The UK Government has introduced new legislation which will improve the security of smartphones, IoT devices and connected appliances.

The Product Security and Telecommunications Infrastructure (PSTI) Bill will require the manufacturers, importers and distributors of consumer connectable products to comply with cyber security good practices. According to the Government the regulations that flow from the new law will:

Ban default passwords. Products that come with default passwords are an easy target for cyber criminals.

Require products to have a vulnerability disclosure policy. Security researchers regularly identify security flaws in products, but need a way to give notice to manufacturers of the risk they have identified, so that they can enable the manufacturer to act before criminals can take advantage. The Bill will provide measures to help ensure any vulnerabilities in a product are identified and flagged.

Require transparency about the length of time for which the product will receive important security updates. Consumers should know if their product will be supported with security updates, and if so, what the minimum length of time is that they can expect that support to continue.

The average UK household currently has 9 consumer connectable devices, many of which lack basic cyber security protections. The government estimates that the UK economy loses £1billion a year through cyber attacks such as DDoS – and poorly secured consumer and IoT devices make up much of the botnet infrastructure that powers these attacks.

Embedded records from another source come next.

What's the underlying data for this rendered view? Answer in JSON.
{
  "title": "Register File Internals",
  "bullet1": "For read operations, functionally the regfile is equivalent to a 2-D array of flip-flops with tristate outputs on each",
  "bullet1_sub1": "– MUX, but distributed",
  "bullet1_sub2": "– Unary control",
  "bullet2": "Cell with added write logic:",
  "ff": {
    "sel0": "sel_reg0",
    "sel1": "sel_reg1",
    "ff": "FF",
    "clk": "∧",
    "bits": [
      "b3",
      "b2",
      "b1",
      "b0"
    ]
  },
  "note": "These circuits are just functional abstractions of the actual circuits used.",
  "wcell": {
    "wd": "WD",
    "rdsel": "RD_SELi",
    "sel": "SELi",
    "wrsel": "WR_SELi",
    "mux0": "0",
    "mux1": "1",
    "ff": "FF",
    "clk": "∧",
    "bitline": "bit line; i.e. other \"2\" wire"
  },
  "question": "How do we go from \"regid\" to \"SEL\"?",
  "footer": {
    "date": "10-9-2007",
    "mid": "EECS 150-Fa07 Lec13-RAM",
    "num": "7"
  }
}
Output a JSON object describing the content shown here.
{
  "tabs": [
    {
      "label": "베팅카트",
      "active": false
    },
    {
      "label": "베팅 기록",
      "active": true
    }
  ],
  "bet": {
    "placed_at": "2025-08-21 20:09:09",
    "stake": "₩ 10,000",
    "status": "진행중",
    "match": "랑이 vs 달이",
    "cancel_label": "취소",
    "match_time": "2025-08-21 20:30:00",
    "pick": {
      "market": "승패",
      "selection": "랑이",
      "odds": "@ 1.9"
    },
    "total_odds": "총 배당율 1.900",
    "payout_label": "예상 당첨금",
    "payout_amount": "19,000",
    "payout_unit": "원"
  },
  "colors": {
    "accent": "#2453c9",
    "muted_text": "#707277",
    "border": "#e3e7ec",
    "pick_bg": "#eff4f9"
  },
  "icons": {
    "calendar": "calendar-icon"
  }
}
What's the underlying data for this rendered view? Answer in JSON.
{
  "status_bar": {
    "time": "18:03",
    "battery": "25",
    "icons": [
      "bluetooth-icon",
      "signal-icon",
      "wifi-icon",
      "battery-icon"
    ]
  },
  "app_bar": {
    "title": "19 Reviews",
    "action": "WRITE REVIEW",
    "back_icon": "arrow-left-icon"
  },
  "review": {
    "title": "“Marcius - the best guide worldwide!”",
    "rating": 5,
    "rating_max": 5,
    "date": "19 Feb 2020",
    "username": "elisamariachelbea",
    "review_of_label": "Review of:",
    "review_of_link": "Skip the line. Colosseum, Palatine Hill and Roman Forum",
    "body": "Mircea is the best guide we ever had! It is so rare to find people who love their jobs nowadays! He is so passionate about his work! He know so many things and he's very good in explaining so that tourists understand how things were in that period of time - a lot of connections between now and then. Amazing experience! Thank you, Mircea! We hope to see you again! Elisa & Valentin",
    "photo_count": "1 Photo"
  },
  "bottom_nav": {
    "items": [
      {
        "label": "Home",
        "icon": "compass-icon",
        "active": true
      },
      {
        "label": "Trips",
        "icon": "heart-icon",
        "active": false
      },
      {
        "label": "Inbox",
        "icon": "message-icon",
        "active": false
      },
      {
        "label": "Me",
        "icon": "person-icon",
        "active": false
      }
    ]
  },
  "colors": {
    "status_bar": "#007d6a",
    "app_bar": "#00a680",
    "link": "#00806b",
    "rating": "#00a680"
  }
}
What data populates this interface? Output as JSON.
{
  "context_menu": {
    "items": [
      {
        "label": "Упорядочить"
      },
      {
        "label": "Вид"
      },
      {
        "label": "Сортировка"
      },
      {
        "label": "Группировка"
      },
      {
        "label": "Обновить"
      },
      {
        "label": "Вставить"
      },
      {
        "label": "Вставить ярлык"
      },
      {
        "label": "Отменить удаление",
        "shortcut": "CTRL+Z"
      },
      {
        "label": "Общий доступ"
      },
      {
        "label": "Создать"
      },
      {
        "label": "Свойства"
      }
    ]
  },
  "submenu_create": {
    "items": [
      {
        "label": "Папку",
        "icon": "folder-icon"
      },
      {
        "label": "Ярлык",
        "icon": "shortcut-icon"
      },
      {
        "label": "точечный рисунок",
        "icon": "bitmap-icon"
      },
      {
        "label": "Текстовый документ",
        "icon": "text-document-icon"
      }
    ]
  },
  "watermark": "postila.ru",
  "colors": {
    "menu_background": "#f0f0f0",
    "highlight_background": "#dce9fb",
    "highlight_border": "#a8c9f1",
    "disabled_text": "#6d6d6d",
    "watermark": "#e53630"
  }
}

This new legislation has just started being considered by Parliament and is not yet in force, and the Government has said at least 12 months’ notice will be provided for the precise regulations to give suppliers time to comply.

Failure to comply with the new regulations could be costly, attracting fines of up to £20,000 per day.  This new legislation applies only to consumer products, not those aimed at businesses.

Another new piece of legislation which has now come into force (in November 2021) is the Telecommunications (Security) Act 2021.  This new law places a duty on telcos to take security measures both in terms of following good practice and specific instructions defined by the NCSC. It also requires them to take action in the event of a security compromises – including the ability to require them to take specific actions through new regulations.   OFCOM is the regulator with the powers to monitor and enforce this new law and fines for non-compliance can reach £100,000 per day or 10% of turnover for the business.

While any reasonable Security Manager may shake their head in wonder that telcos need a law to force them to follow appropriate cyber security practices – the resulting regulations may end up defining a useful benchmark of ‘the minimum cyber security required’ that other large organisations may be able to use to help justify their own cyber security budgets.